POPÜLER YAZILAR







İş sözleşmelerinde haklı nedenle fesih hakkı önemli bir güvence sağlarken, bu hakkın kullanılmasında belirlenen süre kurallarına dikkat edilmezse ciddi hak kayıpları yaşanabiliyor. Habertürk yazarı Ahmet Kıvanç, işçi ve işverenleri yakından ilgilendiren bu kritik konuyu detaylı şekilde ele aldı. Özellikle 6 iş günü kuralının ihlali, tazminat haklarının kaybına yol açabiliyor.
İşçi ve işveren ilişkilerini düzenleyen İş Kanunu, taraflara karşılıklı olarak ahlak ve iyi niyet kurallarına uygun davranma zorunluluğu getiriyor. Bu kurallara aykırı bir davranışla karşılaşıldığında, taraflardan biri iş sözleşmesini derhal feshetme hakkına sahip oluyor. Ancak bu hakkın geçerli olabilmesi için kritik bir süreye uyulması gerekiyor.
İş Kanunu'nun 24. maddesi işçilere, 25. maddesi ise işverenlere haklı nedenle fesih hakkı tanıyor. Ancak olayın veya ihlalin öğrenildiği günden itibaren 6 iş günü içinde fesih işleminin başlatılması gerekiyor. Bu süre içerisinde harekete geçilmemesi durumunda fesih hakkı kaybediliyor.

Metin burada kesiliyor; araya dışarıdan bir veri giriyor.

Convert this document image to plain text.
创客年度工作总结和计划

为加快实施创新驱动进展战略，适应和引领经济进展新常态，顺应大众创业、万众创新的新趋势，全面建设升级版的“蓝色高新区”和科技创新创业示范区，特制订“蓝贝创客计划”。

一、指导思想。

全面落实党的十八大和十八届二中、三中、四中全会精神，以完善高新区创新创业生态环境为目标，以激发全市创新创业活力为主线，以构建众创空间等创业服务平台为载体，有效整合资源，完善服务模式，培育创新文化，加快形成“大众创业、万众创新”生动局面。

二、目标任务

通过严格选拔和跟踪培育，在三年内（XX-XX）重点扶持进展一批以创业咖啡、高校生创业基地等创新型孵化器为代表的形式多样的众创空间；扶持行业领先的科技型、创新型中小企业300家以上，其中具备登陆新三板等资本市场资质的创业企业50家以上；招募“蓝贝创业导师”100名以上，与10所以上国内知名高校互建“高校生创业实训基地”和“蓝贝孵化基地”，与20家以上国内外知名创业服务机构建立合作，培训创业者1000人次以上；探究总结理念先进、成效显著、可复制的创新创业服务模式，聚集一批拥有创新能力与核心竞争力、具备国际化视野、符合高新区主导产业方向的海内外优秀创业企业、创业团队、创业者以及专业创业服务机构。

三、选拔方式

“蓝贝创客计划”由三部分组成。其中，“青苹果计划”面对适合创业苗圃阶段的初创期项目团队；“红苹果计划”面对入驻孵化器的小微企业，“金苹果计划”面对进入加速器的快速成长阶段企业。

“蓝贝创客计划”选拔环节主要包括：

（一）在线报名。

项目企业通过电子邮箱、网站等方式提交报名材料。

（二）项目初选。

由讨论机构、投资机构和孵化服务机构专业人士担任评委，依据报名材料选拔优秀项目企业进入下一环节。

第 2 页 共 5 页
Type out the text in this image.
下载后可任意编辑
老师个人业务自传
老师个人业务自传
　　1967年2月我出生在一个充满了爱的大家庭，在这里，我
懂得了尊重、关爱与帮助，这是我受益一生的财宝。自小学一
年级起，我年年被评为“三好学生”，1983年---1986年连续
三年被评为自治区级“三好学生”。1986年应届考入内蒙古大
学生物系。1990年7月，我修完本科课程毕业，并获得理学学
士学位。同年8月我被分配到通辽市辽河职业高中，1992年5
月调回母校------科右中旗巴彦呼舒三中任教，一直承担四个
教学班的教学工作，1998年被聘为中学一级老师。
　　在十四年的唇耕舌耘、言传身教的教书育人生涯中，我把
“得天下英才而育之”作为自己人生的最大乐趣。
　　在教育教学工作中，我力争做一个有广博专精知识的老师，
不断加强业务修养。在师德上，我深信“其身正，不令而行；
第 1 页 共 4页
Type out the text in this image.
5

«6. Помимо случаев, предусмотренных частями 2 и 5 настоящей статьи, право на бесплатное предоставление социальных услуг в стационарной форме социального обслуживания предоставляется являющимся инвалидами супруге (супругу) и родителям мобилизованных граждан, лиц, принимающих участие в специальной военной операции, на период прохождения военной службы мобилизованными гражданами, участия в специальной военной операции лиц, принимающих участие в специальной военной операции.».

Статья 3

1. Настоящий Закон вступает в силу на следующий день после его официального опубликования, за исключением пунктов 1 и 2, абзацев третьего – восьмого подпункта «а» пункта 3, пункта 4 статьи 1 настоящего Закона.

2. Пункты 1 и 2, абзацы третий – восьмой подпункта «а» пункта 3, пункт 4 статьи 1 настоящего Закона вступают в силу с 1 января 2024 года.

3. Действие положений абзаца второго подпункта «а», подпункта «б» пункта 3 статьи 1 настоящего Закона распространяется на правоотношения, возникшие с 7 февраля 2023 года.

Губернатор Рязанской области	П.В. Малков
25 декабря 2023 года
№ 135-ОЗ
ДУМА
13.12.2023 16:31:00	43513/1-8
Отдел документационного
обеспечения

Öte yandan, olayın meydana gelmesinden itibaren bir yıl içinde fesih hakkı kullanılmazsa, öğrenilme tarihi ne olursa olsun bu hak tamamen düşüyor.
Bir işyerinde çalışan hırsızlık yaparsa ve işveren bu olayı öğrenirse, 6 iş günü içinde fesih işlemini başlatmazsa, işçiye kıdem ve ihbar tazminatı ödeme yükümlülüğü doğabiliyor.
Ücretin hiç ödenmemesi veya eksik ödenmesi gibi durumlarda işçi, 6 iş günü şartına bağlı olmaksızın istediği zaman haklı nedenle sözleşmeyi feshedebilir.
Ancak ücret ödendikten sonra bu hak sona eriyor.
İş yerinin değiştirilmesi gibi durumlarda ise işçinin fesih hakkını kullanabilmesi için yine 6 iş günü içinde harekete geçmesi gerekiyor. Hatta işçinin sağlık raporu alıp izinli olduğu dönemlerde dahi bu süre işlemeye devam ediyor.